NNSA resumes operations at Y-12 complex. National Nuclear Security Administration spokesman, Steven Wyatt, confirmed that regular operations have resumed at the Y-12 Nuclear Security Complex in Oak Ridge, Tennessee. Wyatt said, there will be greatly enhanced security oversight, with additional federal personnel on site at the facility to review the contractor operations and planning activities. Wyatt also noted that all of the plant’s surveillance-and-assessment cameras have been fixed and are fully operational.
China tells North Korea to put nuke test on hold. The Washington Times reported the first meeting between senior Chinese officials and the new North Korean government of Kim Jong-un was held July 30 – August 2nd. During that meeting, China reportedly told the North Koreans to refrain from any nuclear tests, long-range missile launches, or military provocations with South Korea until after China’s leadership change this fall. Some analysts have speculated that North Korea could be soon planning a third nuclear test.
State Department Panel: U.S. and Russia should reduce nuclear arms further.

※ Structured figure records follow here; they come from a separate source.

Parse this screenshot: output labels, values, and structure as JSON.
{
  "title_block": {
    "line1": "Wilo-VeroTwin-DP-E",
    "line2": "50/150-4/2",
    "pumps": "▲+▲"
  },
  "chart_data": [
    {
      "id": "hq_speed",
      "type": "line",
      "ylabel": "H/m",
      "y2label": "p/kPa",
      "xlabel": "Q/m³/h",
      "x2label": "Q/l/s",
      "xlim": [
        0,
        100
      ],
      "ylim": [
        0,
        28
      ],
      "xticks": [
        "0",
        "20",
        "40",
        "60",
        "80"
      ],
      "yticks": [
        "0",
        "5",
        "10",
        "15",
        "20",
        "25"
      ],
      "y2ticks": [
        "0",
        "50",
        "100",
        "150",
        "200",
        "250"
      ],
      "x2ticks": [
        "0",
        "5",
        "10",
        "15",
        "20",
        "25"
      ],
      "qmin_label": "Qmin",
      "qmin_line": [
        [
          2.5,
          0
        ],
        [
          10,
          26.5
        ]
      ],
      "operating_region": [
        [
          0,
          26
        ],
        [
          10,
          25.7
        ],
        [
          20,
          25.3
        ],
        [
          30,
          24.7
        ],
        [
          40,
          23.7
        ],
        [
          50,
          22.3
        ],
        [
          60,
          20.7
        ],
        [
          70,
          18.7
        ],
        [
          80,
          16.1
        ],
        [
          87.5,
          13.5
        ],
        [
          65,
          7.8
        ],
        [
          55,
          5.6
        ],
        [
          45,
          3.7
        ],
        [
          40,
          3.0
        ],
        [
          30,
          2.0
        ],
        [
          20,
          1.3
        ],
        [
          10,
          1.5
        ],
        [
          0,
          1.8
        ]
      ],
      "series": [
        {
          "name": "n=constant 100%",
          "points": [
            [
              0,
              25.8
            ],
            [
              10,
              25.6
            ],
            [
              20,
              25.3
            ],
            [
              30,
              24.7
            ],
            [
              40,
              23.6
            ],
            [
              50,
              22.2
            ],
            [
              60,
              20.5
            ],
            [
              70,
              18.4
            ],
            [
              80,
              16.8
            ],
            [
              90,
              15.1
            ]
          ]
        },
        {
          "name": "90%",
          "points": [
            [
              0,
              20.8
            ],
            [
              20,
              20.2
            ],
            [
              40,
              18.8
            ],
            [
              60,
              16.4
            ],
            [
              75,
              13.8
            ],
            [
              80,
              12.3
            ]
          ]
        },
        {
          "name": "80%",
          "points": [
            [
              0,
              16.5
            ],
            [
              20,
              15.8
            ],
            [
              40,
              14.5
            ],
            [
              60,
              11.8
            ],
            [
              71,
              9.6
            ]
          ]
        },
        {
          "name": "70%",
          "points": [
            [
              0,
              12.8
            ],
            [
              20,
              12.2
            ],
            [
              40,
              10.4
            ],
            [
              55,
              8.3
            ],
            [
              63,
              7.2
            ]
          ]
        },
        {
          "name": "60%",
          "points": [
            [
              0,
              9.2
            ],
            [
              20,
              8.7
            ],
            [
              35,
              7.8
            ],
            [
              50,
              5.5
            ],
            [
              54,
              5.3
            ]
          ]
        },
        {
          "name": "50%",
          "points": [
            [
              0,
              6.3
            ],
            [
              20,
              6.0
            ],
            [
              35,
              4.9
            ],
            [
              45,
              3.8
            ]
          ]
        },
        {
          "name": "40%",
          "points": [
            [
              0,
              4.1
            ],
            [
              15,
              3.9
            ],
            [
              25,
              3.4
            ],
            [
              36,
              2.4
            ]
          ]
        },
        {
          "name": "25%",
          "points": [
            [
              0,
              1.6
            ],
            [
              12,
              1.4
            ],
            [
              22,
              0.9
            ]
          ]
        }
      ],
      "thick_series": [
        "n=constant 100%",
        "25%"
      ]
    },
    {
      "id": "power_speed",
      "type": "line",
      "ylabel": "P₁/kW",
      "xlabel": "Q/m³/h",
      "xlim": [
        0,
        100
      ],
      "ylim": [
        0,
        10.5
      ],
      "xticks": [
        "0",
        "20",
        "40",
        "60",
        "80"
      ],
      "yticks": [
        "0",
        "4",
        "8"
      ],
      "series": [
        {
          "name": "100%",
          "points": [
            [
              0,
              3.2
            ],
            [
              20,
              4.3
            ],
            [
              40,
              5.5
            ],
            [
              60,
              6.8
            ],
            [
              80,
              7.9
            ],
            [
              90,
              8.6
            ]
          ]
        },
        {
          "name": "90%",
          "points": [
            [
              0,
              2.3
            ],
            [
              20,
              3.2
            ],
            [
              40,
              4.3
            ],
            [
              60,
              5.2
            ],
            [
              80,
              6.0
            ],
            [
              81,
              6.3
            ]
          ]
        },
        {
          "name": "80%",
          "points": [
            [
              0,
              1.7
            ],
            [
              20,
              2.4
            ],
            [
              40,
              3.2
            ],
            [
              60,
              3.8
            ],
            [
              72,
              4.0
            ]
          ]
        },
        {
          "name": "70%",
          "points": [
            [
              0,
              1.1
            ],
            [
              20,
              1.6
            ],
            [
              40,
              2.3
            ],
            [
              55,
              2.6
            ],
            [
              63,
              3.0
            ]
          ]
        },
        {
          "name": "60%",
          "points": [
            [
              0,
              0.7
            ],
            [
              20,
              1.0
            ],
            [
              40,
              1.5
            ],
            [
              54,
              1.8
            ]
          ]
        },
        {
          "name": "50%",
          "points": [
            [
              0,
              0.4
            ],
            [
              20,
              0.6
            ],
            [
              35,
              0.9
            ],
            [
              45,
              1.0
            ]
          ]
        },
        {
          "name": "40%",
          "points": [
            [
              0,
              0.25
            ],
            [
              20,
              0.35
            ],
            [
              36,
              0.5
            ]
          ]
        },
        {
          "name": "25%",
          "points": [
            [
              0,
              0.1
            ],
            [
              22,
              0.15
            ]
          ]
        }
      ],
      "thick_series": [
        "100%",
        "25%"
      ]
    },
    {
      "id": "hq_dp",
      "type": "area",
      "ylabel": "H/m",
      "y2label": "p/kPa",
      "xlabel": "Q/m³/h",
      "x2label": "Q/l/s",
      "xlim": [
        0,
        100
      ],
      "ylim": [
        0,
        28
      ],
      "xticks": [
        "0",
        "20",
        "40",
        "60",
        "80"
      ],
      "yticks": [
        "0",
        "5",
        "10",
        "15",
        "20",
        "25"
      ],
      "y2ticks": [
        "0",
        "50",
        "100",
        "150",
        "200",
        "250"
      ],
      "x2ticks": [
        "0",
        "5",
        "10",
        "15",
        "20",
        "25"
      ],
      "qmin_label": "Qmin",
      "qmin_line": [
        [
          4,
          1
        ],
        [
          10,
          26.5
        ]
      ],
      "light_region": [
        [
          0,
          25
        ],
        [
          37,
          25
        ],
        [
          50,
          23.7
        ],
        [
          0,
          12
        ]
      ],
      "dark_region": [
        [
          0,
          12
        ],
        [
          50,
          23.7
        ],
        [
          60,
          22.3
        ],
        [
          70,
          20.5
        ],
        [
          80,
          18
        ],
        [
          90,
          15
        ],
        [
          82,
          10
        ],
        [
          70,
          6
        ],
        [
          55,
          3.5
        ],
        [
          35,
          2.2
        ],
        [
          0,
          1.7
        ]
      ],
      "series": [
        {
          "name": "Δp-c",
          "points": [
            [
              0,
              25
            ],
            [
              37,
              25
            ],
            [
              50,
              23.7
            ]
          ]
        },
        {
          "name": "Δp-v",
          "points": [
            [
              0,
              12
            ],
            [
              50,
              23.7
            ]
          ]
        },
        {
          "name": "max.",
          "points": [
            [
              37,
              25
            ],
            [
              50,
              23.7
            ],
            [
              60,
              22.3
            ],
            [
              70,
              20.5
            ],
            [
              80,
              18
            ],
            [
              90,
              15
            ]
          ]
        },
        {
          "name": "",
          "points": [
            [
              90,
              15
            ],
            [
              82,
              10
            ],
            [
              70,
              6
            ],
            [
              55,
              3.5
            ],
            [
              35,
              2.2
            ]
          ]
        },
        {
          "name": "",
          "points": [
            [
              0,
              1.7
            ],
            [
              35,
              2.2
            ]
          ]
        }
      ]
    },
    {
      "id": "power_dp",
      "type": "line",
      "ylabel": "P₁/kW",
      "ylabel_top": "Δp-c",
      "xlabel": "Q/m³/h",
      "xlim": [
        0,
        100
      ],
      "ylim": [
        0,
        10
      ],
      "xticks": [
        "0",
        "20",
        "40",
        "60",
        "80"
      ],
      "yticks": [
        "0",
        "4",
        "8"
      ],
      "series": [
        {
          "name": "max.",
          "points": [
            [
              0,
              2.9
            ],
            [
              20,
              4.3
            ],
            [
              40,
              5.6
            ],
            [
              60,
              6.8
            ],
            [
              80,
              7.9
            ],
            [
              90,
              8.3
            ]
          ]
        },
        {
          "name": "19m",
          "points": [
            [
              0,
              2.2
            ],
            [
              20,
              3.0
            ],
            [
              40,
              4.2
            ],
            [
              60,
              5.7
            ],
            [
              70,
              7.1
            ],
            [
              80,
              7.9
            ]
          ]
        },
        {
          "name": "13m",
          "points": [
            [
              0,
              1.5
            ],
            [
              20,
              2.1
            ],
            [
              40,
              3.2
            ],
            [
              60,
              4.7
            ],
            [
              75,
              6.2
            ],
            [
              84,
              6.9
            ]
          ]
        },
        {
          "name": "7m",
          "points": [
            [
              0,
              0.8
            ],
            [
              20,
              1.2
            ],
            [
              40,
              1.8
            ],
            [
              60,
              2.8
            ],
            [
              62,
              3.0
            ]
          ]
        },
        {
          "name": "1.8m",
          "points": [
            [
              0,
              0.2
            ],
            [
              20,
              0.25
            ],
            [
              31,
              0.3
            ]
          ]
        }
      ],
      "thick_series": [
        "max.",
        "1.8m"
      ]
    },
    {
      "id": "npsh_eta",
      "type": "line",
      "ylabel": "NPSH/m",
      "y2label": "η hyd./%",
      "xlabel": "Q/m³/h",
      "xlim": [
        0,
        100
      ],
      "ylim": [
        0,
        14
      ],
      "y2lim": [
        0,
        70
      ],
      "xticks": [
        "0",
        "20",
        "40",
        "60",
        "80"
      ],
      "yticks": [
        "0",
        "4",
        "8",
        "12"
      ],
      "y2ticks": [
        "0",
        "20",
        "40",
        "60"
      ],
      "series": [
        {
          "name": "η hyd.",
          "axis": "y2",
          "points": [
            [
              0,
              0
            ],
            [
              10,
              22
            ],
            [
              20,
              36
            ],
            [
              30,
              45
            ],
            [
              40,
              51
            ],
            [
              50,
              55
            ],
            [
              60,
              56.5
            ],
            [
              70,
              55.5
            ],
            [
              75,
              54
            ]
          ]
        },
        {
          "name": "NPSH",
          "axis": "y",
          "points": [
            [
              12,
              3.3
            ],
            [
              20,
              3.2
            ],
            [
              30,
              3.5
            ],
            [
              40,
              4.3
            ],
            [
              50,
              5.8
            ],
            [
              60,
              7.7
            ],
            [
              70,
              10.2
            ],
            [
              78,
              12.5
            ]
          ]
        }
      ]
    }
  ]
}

The U.S. State Department’s International Security Advisory Board advised reductions in deployed nuclear weapons and delivery vehicles in a recent assessment. The board stated, “The United States could communicate to Russia that the United States is prepared to go to much lower levels of nuclear weapons as a matter of national policy, e.g. to no more than 500 strategic delivery vehicles and 1,000 deployed strategic warheads…This could greatly reduce Russia’s incentive to build a new heavy intercontinental ballistic missile and allow the United States to reduce the scope and cost of its nuclear modernization plans.” However, the board did note, “Arms control fatigue, electoral politics and the thorny issue of missile defense have all converged in 2012, creating poor conditions for trust and dialogue.”